Even TDP Supremo N. Chandrababu Naidu hurried to Dehradun by a special aircraft to undertake rescue operations for pilgrims in the state. He carried 196 stranded pilgrims back to safety and arranged buses for their commute back to their destinations. In order to inform the families of the stranded and missing people in Uttarakhand, the party had established a phone centre at the NTR Trust Bhavan in Hyderabad. At the stations in Secunderabad, Kazipet, and Vijaywada, the party has also established information and assistance desks.

== Aftermath ==
The Prime Minister of India Manmohan Singh undertook an aerial survey of the affected areas and announced ₹10 billion aid package for disaster relief efforts in the state. Several state governments announced financial assistance, with Uttar Pradesh pledging ₹250 million, the governments of Haryana, Maharashtra and Delhi ₹100 million each, the governments of Tamil Nadu, Odisha, Gujarat, Madhya Pradesh and Chhattisgarh ₹50 million each. The US Ambassador to India extended a financial help of US$150,000 through the United States Agency for International Development (USAID) to the NGOs working in the area and announced that the US will provide further financial aid of US$75,000. The help was later politely rejected by Government of India. The Government of Kerala offered 20 million rupees and all ministers offered one month's salary.

The Government of India also cancelled 9 batches, or half the annual batches of the Kailash-Mansarovar Yatra, a Hindu pilgrimage. The Chardham Yatra pilgrimage, covering Gangotri, Yamunotri, Kedarnath and Badrinath was cancelled for 2 years to repair damaged roads and infrastructure, according to the Uttarakhand Government.

Government agencies and priests of Kedarnath temple were planning mass cremation of the hundreds of victims, after one week of tragedy. Local youths from several affected villages near Gangotri helped stranded tourists and pilgrims, by sending messages to their places and by providing food.

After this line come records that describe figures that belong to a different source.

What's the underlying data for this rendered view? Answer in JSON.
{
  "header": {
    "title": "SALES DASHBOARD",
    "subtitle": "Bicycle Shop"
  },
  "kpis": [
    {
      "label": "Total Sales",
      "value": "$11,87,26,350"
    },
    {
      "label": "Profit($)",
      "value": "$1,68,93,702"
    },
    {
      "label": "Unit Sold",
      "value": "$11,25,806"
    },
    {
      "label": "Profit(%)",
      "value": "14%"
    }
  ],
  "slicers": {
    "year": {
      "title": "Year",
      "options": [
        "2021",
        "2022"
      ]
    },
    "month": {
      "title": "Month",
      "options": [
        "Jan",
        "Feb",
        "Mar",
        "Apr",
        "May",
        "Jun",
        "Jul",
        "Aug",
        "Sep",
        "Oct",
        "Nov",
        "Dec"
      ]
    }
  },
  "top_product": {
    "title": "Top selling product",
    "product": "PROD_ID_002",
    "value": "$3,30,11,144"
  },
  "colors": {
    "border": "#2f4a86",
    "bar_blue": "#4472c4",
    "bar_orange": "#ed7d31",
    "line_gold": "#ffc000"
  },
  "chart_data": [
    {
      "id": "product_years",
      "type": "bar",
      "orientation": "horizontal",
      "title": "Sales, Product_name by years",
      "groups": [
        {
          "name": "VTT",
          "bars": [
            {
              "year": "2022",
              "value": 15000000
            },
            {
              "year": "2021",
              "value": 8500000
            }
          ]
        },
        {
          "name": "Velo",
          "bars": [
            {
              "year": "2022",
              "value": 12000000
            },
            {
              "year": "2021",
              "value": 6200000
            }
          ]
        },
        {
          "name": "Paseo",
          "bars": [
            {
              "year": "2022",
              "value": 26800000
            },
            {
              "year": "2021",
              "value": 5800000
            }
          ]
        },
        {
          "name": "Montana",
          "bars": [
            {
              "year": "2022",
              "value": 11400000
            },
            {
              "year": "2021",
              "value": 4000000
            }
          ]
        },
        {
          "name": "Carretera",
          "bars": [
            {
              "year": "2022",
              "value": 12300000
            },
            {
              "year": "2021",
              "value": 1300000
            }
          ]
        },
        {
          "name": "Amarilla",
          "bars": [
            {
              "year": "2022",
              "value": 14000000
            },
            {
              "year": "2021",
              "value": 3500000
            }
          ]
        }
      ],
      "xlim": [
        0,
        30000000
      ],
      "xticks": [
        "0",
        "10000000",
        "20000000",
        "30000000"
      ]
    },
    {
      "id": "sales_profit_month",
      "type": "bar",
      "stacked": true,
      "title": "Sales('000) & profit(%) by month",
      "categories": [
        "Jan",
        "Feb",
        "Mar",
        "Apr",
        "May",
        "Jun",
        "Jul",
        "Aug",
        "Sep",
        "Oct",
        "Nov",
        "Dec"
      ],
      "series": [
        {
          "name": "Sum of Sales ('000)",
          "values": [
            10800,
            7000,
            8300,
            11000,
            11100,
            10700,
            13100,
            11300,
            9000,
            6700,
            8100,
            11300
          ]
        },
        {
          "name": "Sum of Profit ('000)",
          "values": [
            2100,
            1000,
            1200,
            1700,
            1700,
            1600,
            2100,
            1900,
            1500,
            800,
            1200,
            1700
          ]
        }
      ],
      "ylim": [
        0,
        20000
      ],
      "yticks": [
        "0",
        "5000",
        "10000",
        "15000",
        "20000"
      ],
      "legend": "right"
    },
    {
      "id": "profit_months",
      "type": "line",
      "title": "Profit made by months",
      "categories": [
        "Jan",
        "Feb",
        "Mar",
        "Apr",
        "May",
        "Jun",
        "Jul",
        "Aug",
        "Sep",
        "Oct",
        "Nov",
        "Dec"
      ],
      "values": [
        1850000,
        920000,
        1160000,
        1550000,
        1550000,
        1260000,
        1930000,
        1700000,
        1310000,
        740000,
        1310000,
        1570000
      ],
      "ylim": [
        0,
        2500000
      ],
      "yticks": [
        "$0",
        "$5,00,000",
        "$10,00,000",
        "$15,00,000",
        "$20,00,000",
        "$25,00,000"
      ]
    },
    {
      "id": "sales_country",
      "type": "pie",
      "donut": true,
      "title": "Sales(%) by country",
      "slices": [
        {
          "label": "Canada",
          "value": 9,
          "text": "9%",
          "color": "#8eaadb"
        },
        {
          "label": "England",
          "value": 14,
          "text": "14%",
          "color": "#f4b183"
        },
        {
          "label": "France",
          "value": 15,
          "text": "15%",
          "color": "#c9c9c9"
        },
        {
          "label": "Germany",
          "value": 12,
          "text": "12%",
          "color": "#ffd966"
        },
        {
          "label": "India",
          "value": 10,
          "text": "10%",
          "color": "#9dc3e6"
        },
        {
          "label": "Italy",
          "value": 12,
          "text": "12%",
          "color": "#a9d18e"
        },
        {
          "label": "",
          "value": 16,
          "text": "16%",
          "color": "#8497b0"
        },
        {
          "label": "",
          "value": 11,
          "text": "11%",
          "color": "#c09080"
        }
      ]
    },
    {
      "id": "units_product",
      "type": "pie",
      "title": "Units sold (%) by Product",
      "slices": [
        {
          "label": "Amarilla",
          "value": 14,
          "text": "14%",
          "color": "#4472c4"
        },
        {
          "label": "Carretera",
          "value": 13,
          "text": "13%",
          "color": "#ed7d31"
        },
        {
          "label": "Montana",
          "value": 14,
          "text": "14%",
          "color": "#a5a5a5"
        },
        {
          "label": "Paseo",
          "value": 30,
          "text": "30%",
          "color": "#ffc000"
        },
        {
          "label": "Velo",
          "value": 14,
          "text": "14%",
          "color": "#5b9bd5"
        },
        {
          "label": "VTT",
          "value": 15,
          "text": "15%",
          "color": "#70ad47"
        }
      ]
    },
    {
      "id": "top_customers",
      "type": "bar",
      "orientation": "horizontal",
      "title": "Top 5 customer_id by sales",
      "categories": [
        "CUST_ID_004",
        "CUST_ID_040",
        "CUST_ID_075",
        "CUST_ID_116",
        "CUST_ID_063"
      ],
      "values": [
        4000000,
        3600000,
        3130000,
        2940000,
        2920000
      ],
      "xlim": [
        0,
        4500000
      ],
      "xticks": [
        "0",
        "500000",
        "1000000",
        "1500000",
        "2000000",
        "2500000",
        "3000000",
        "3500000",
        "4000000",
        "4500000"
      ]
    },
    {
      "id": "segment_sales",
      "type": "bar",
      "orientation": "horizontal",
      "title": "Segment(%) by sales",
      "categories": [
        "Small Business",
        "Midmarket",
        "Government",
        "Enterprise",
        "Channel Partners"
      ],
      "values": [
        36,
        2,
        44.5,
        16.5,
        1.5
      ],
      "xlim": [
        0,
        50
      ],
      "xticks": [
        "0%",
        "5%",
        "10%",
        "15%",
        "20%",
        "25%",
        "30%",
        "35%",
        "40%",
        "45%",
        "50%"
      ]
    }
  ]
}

Rescuers also retrieved approximately ₹10 million and other jewellery from local persons, including some people dressed like sadhu babas, who reportedly collected it from a destroyed building of a Bank and damaged shops.

Nehru Institute of Mountaineering (NIM) was given the responsibility of rebuilding Kedarnath. Although the institute did not have the expertise in urban planning or construction, they mastered high-altitude training. Under the leadership of Colonel Ajay Kothiyal, the NIM was successful in rebuilding Kedarnath.

==Climate and environmental factors==
A study by Utah State University analyzed the natural and anthropogenic influences on the climate anomalies using simulations, and found that (a) northern India has experienced increasingly large rainfall in June since the late 1980s, (b) the increase in rainfall appears to be associated with a tendency in the upper troposphere towards amplified short waves, and (c) the phasing of such amplified short waves is tied to increased loading of green-house gases and aerosols. In addition, a regional modeling diagnosis attributed 60–90 % of rainfall amounts in the June 2013 event to post-1980 climate trends.

Unprecedented destruction the rainfall witnessed in Uttarakhand state was also attributed, by environmentalists, to unscientific developmental activities undertaken in recent decades contributing to high level of loss of property and lives. Roads constructed in haphazard style, new resorts and hotels built on fragile river and more than 70 hydroelectric projects in the watersheds of the state led to a "disaster waiting to happen" as termed by certain environmentalists. The environmental experts reported that the tunnels built and blasts undertaken for the 70 hydro electric projects contributed to the ecological imbalance in the state, with flows of river water restricted and the streamside development activity contributing to a higher number of landslides and more flooding.

==In popular culture==
A novel titled A Long Journey was written and published by independent author Pawan Kumar Pandey, who has the floods and the resulting tragedy in his background.
The 2018 film Kedarnath starring Sushant Singh Rajput and Sara Ali Khan tells of a love story set in the times of the disaster in the valley around the Kedarnath Temple.